The City of Orlando has mapped more than 300 vacant, privately owned lots concentrated in the Parramore neighborhood and is preparing to offer builders and buyers a package of incentives to turn them into homes — including up to $45,000 in down payment assistance for qualifying buyers and full rebates on permit and impact fees for builders who price homes at $375,000 or less.
The city identified the lots using its GIS database and confirmed them with field visits, a city spokesperson said. A vacant lots map provided to Bungalower shows them scattered throughout Parramore and the surrounding Downtown Community Redevelopment Area, from Colonial Drive south past the East-West Expressway.
City council on Monday approved the three-year pilot, called Orlando Unlocked Open Door, as part of a broader affordable housing push that also includes a separate citywide ADU incentive program on the same agenda.
How it works
Builders who construct detached single-family homes of at least 1,200 square feet within the CRA and price them at $375,000 or less would receive 100% rebates on impact fees (averaging $18,565 per home) and building permit fees ($574 to $704 per home) — a total builder incentive averaging roughly $19,200.

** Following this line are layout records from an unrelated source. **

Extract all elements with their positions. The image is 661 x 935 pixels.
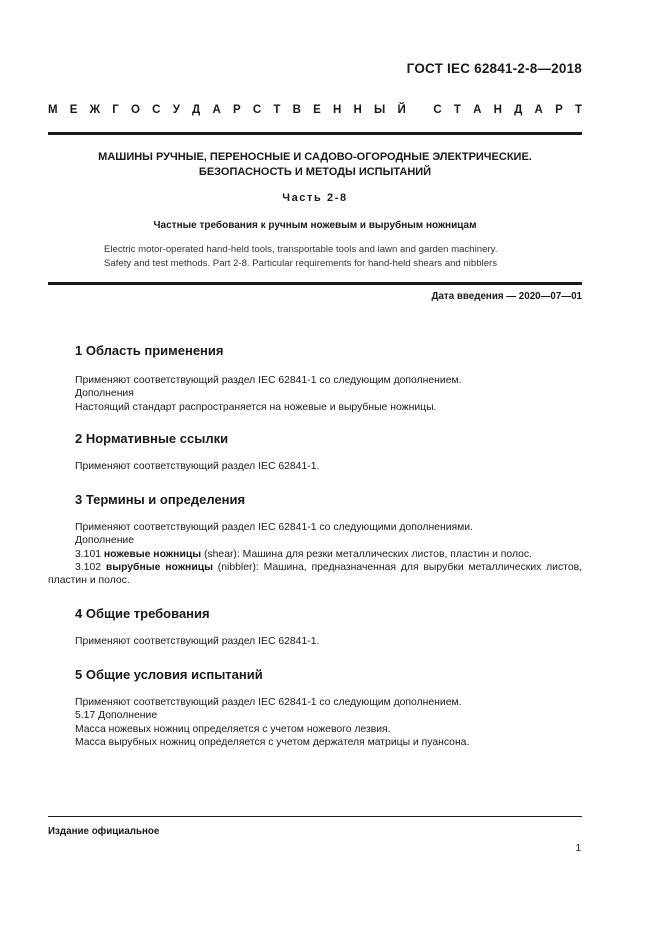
paragraph: Применяют соответствующий раздел IEC 62841-1 со следующим дополнением. (75, 375, 462, 386)
paragraph: Масса вырубных ножниц определяется с учетом держателя матрицы и пуансона. (75, 736, 470, 748)
term-definition-3-101: 3.101 ножевые ножницы (shear): Машина для резки металлических листов, пластин и полос. (75, 548, 533, 560)
banner-letter: Е (69, 104, 78, 116)
title-line-1: МАШИНЫ РУЧНЫЕ, ПЕРЕНОСНЫЕ И САДОВО-ОГОРОДНЫЕ ЭЛЕКТРИЧЕСКИЕ. (98, 151, 532, 163)
paragraph: Настоящий стандарт распространяется на ножевые и вырубные ножницы. (75, 401, 437, 413)
document-code: ГОСТ IEC 62841-2-8—2018 (406, 61, 582, 76)
banner-letter: А (212, 104, 221, 116)
paragraph: Применяют соответствующий раздел IEC 62841-1 со следующим дополнением. (75, 697, 462, 708)
english-line-1: Electric motor-operated hand-held tools, transportable tools and lawn and garden machinery. (104, 244, 498, 255)
banner-letter: Д (192, 104, 201, 116)
term: вырубные ножницы (105, 561, 213, 573)
section-heading: 5 Общие условия испытаний (75, 667, 263, 682)
banner-letter: С (252, 104, 262, 116)
section-heading: 4 Общие требования (75, 606, 210, 621)
edition-label: Издание официальное (48, 826, 160, 837)
title-line-2: БЕЗОПАСНОСТЬ И МЕТОДЫ ИСПЫТАНИЙ (198, 166, 432, 178)
section-5 (75, 666, 582, 749)
term: ножевые ножницы (103, 548, 202, 560)
subtitle: Частные требования к ручным ножевым и вырубным ножницам (153, 220, 477, 231)
introduction-date: Дата введения — 2020—07—01 (431, 291, 582, 302)
interstate-standard-banner (48, 104, 582, 116)
banner-letter: У (172, 104, 180, 116)
banner-letter: С (152, 104, 161, 116)
section-2 (75, 430, 582, 473)
banner-letter: С (433, 104, 442, 116)
paragraph: Дополнение (75, 535, 135, 547)
section-heading: 2 Нормативные ссылки (75, 431, 229, 446)
footer-rule (48, 816, 582, 817)
banner-letter: Е (313, 104, 321, 116)
term-definition-3-102: 3.102 вырубные ножницы (nibbler): Машина, предназначенная для вырубки металлических листов, пластин и полос. (48, 561, 583, 587)
part-label: Часть 2-8 (282, 192, 348, 204)
banner-letter: Н (332, 104, 342, 116)
banner-letter: Д (514, 104, 523, 116)
banner-letter: О (131, 104, 140, 116)
banner-letter: Ж (89, 104, 101, 116)
paragraph: Применяют соответствующий раздел IEC 62841-1. (75, 636, 320, 647)
paragraph: Применяют соответствующий раздел IEC 62841-1 со следующими дополнениями. (75, 522, 473, 533)
english-line-2: Safety and test methods. Part 2-8. Particular requirements for hand-held shears and nibblers (104, 258, 498, 269)
banner-letter: А (473, 104, 482, 116)
banner-letter: В (292, 104, 301, 116)
banner-letter: Т (273, 104, 281, 116)
banner-letter (418, 104, 421, 116)
section-4 (75, 605, 582, 648)
top-rule (48, 132, 582, 135)
paragraph: Масса ножевых ножниц определяется с учетом ножевого лезвия. (75, 723, 391, 735)
paragraph: Дополнения (75, 388, 134, 400)
section-1 (75, 342, 582, 414)
banner-letter: Н (493, 104, 502, 116)
title-bottom-rule (48, 282, 582, 285)
banner-letter: Г (112, 104, 119, 116)
banner-letter: Р (232, 104, 241, 116)
banner-letter: Т (574, 104, 582, 116)
banner-letter: М (48, 104, 58, 116)
banner-letter: Т (453, 104, 461, 116)
section-heading: 1 Область применения (75, 343, 224, 358)
section-3 (48, 491, 583, 587)
paragraph: 5.17 Дополнение (75, 710, 158, 722)
section-heading: 3 Термины и определения (75, 492, 246, 507)
banner-letter: Ы (374, 104, 386, 116)
document-title (48, 150, 582, 180)
banner-letter: А (534, 104, 543, 116)
english-title (104, 243, 584, 271)
banner-letter: Й (397, 104, 406, 116)
banner-letter: Р (555, 104, 563, 116)
page-number: 1 (575, 843, 581, 854)
paragraph: Применяют соответствующий раздел IEC 62841-1. (75, 461, 320, 472)
banner-letter: Н (353, 104, 362, 116)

Buyers whose household income doesn’t exceed 120% of Area Median Income would receive up to $45,000 in down payment assistance, structured as a five-year forgivable loan for homesteaded properties. First responders — law enforcement officers, firefighters, nurses, and EMTs — would be eligible for an additional $10,000.
For a family of four, the 120% AMI income ceiling is $126,480 per year, the spokesperson said. For a single person, it’s $88,560.
Buyers must complete a homebuyer education seminar through a HUD-certified housing counseling agency. They cannot combine the city’s down payment assistance with the separate Orlando Housing Department program, but can stack it with Orange County or Orange County Housing Finance Corporation assistance.
Does the math work?
The city provided research showing the $375,000 price cap is grounded in current market conditions. New construction within the CRA portion of ZIP code 32805 has averaged $318,750 since 2022, with the highest sale at $335,000 — all 3-bed, 2.5-bath homes averaging 1,572 square feet. Looking at the broader 32805 area, 41 new-construction home sales since 2022 averaged $344,441. The higher end of those sales are concentrated in the Lake Mann Estates neighborhood, outside the CRA.
The spokesperson noted that the metro-area median of $415,000 is skewed by the downtown core and east side of downtown, which pushes it higher than what is typical in Parramore.
That said, the city’s own numbers show the math is tight. Separately from this program, the CRA is currently finalizing eight single-family homes for sale in two models: the Lion/Pride (1,567 square feet, appraised at $365,000) and the Magic (1,581 square feet, appraised at $380,000). The larger model exceeds the program’s own $375,000 cap.
The city’s affordability analysis assumes a 7% interest rate. At $375,000 with no down payment, a buyer would need to earn at least $110,723 per year to keep housing costs at a third of income. With the program’s $45,000 in down payment assistance, that threshold drops to $99,836 — making the home affordable for two-or-more person households at 120% AMI.
Funding
The Affordable Housing Initiatives Fund has $1.5 million that will be split between this program and the ADU incentive program, the spokesperson said. The Permit Fee Rebate Pilot Program has about $600,000 in its current balance. That’s $2.1 million total shared across both programs.
The city said the exact number of units the funding can produce is difficult to estimate because both programs draw from the same pool. At roughly $19,200 per home in builder rebates plus $45,000 in buyer assistance, a single transaction could cost the programs more than $64,000.
The program is available through January 2029 or until funds are exhausted.

Updated Feb. 24, 2026: Updated to reflect city council approval on Feb. 23.